Auto-encoding only applies to characters that are also not special

The auto-URL-encoding feature only applies to characters that do not have a special meaning at their current position in a URL.

That is, it does apply to spaces and to all non-ASCII characters[4]. It doesn’t apply to ASCII characters like & and = and # when they might be special.

This restriction makes sense when you think about it. The browser can’t possibly know whether you meant the special & that separates query params, or the non-special & meaning “and” (which would need to be %26 to be de-special-ized). It can’t know if you meant the special hashtag separator # or the non-special number sign # (which would be %23). And so on.

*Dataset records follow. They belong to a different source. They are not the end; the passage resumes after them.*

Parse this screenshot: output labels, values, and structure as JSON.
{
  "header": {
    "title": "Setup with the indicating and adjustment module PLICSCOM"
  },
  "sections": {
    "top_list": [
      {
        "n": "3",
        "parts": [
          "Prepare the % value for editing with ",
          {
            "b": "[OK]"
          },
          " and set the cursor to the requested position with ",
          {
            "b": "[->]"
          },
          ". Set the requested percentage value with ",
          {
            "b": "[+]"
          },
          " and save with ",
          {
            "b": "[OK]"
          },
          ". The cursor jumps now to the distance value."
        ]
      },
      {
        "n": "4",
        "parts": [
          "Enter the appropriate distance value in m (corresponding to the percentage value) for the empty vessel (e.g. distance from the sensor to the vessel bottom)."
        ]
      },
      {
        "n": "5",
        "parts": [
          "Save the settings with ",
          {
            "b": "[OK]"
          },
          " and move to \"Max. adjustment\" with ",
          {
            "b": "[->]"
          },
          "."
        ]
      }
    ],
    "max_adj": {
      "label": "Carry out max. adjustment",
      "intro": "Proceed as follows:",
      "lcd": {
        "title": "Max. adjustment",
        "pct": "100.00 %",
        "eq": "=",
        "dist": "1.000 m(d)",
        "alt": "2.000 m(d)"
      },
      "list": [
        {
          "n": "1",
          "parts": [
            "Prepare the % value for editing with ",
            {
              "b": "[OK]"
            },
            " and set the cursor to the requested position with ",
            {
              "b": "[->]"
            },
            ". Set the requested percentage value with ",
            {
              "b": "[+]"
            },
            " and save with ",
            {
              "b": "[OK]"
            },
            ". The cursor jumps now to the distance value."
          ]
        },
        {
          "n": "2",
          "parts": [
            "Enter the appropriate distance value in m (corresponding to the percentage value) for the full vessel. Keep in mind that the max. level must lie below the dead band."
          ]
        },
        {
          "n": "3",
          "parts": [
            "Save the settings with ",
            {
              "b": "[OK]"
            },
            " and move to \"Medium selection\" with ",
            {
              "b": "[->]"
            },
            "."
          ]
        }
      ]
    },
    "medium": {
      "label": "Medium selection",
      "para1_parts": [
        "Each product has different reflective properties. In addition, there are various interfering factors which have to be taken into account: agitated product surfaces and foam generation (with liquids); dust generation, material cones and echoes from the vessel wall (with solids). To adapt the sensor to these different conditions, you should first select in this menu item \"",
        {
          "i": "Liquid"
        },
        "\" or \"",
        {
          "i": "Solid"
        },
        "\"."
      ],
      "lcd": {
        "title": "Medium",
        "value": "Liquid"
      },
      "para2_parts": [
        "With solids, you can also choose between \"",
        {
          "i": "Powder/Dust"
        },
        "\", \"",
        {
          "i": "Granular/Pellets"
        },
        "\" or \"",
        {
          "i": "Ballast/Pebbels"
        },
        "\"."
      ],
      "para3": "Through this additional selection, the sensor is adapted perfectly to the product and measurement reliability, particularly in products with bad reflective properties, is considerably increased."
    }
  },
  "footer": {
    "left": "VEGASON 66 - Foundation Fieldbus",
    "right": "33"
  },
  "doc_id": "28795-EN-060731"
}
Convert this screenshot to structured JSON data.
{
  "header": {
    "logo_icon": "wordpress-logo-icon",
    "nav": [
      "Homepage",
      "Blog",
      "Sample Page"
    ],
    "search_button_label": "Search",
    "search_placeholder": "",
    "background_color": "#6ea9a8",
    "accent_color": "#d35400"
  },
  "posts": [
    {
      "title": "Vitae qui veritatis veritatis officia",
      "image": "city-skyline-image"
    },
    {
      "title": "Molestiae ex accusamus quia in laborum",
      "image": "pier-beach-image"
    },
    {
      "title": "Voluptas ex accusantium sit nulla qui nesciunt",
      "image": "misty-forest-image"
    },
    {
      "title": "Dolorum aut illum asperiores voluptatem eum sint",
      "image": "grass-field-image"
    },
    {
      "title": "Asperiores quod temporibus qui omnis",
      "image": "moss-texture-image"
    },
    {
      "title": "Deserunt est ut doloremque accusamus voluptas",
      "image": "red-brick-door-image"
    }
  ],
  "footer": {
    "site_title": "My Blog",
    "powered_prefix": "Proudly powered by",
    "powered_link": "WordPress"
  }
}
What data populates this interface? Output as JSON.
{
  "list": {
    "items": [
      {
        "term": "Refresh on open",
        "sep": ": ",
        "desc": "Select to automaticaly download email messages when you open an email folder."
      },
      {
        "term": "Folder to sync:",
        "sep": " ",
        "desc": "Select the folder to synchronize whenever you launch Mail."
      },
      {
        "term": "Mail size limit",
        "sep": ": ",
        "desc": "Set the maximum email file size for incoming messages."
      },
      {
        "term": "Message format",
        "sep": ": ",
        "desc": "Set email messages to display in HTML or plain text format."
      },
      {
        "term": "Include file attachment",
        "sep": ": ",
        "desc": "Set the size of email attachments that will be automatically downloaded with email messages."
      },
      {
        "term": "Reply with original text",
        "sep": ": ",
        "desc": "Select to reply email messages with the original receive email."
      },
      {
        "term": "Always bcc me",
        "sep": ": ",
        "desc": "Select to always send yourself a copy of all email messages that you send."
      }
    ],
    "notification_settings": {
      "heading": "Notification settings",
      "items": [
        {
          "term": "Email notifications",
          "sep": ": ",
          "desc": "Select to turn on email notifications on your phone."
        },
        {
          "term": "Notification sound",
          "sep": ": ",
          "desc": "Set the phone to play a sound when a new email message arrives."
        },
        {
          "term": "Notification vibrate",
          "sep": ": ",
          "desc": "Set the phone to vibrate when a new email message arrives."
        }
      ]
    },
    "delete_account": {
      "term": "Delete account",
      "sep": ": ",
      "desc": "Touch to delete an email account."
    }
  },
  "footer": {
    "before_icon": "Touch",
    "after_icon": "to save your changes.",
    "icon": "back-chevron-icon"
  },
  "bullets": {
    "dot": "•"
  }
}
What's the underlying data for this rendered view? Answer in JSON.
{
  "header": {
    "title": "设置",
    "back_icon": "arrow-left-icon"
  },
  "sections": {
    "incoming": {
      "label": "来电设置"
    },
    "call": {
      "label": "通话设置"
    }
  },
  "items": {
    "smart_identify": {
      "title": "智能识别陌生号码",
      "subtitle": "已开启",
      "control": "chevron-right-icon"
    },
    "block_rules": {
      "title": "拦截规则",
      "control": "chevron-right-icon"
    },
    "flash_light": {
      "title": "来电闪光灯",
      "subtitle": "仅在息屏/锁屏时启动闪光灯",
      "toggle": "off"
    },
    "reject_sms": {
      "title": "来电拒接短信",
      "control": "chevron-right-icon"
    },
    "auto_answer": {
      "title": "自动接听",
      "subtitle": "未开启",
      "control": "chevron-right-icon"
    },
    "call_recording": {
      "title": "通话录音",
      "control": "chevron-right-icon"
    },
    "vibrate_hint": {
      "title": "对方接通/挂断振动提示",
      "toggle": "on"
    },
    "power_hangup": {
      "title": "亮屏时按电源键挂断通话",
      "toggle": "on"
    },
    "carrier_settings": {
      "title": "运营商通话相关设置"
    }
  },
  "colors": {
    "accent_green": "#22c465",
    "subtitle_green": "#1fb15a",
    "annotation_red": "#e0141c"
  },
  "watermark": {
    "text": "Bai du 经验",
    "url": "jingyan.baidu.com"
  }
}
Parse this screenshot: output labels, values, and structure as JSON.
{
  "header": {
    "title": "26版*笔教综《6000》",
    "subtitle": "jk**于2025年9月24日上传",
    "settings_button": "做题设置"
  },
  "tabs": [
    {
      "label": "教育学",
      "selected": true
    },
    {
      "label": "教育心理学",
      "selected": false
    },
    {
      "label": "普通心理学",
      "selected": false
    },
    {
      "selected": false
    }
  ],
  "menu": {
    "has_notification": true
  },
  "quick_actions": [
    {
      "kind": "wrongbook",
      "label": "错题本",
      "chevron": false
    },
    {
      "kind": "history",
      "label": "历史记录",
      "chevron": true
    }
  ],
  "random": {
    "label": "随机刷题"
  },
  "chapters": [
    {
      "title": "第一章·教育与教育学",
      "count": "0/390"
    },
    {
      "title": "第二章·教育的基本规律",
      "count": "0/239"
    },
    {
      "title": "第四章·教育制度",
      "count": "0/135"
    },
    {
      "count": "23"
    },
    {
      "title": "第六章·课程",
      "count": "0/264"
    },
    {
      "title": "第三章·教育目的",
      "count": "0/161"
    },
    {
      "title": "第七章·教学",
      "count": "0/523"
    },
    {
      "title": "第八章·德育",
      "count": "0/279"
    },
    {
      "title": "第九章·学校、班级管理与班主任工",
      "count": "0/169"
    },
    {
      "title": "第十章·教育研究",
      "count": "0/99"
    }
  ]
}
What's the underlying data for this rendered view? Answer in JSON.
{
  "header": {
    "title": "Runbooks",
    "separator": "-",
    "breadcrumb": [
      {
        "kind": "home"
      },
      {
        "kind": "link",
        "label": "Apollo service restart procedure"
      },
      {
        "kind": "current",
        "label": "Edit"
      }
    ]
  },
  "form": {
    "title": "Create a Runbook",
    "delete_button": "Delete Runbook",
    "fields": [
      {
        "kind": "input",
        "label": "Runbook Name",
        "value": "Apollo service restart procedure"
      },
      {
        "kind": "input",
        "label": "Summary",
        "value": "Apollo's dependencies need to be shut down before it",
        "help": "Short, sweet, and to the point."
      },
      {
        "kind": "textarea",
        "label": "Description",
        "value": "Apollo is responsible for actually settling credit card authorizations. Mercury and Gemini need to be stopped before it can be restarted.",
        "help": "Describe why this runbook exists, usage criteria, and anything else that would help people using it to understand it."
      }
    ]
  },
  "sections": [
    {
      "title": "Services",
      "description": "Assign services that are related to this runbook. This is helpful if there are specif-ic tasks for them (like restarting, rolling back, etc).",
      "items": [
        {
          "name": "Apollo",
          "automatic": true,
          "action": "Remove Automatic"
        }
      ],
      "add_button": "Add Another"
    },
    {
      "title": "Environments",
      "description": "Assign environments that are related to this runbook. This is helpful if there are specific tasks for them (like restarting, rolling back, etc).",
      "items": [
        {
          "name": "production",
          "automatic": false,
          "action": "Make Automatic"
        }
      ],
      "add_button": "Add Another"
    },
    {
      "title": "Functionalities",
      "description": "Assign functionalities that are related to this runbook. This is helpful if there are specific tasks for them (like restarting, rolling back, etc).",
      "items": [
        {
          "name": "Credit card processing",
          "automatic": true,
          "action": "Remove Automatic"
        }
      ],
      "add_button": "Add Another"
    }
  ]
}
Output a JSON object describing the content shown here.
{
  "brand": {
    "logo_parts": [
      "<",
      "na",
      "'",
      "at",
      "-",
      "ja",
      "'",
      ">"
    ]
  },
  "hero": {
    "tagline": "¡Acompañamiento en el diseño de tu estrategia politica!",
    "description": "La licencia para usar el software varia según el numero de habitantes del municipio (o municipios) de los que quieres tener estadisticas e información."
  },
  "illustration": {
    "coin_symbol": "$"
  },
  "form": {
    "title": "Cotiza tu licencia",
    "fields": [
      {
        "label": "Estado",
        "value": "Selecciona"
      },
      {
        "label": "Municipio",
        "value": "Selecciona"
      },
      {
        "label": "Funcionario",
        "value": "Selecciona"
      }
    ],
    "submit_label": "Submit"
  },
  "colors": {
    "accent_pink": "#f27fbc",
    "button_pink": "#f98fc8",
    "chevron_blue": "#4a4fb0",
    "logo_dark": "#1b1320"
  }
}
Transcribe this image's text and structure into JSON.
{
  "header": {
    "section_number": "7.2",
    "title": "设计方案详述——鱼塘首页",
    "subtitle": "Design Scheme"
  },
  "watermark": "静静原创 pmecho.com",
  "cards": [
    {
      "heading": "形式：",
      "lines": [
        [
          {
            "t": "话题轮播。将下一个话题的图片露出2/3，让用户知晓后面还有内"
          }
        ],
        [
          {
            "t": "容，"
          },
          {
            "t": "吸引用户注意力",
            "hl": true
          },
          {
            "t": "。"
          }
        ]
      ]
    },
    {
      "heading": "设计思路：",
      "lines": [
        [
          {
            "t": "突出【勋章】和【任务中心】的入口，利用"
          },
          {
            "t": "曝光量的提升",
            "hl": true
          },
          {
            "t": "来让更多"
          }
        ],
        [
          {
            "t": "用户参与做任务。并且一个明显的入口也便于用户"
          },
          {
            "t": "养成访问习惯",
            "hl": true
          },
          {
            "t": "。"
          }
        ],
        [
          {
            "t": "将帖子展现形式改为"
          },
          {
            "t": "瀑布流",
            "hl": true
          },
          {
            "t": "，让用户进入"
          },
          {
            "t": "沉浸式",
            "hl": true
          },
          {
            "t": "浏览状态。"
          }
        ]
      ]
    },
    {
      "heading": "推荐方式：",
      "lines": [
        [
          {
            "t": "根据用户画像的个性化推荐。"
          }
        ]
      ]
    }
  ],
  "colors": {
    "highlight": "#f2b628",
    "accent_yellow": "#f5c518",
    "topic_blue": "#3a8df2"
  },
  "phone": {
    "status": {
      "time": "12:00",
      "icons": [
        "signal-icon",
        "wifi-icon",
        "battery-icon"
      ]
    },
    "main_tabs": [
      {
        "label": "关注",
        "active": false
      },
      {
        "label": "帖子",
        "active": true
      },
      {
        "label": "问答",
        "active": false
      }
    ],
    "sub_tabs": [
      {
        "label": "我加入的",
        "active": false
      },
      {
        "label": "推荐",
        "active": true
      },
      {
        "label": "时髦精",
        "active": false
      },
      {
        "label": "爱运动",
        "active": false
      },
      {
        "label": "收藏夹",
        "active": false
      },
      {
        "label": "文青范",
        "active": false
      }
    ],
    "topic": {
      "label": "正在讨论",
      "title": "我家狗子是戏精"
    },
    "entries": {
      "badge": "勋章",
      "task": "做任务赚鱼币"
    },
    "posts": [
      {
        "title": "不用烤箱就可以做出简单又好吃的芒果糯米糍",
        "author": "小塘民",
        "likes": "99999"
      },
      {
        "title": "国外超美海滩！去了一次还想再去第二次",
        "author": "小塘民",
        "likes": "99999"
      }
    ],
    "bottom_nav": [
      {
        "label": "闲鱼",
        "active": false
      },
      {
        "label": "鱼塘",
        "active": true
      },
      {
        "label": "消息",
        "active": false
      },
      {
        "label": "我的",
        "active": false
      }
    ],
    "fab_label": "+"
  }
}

So in those cases, the character will be left exactly as-is. If you want the non-special meaning, you must encode it yourself. Better yet: correctly encode all invalid characters and don’t rely on the browser to rescue you. But at the same time, know that browsers offer some cushion and don’t freak out if you forget %20 on occasion.

NOTES

[1] I will not be taking questions about encoding spaces to + at this time.😛

[2] Or not be able to encode for technical reasons. Like when a value is stored unencoded in a database — as is proper — but the platform doesn’t offer any way to choose an encoding upon display/output.

[3] Note all characters mentioned in this section ( + & = % ) are allowed in filenames at the OS/filesystem level, so they’re easy to use in day-to-day work.

There are a few URL-sensitive characters, like forward slash / on all platforms and question mark ? on Windows, which are — coincidentally! —disallowed in filenames. So you don’t need a rule about those, since they’re impossible to type by accident.

[4] Well, not all non-ASCII characters in all browsers, unfortunately. In IE, auto-encoding the Latin-1 Supplement (the 128 characters just after the ASCII range) is buggy, though not, as far as I know, auto-encoding characters above that range. I could get into the reason, but this post is long enough already.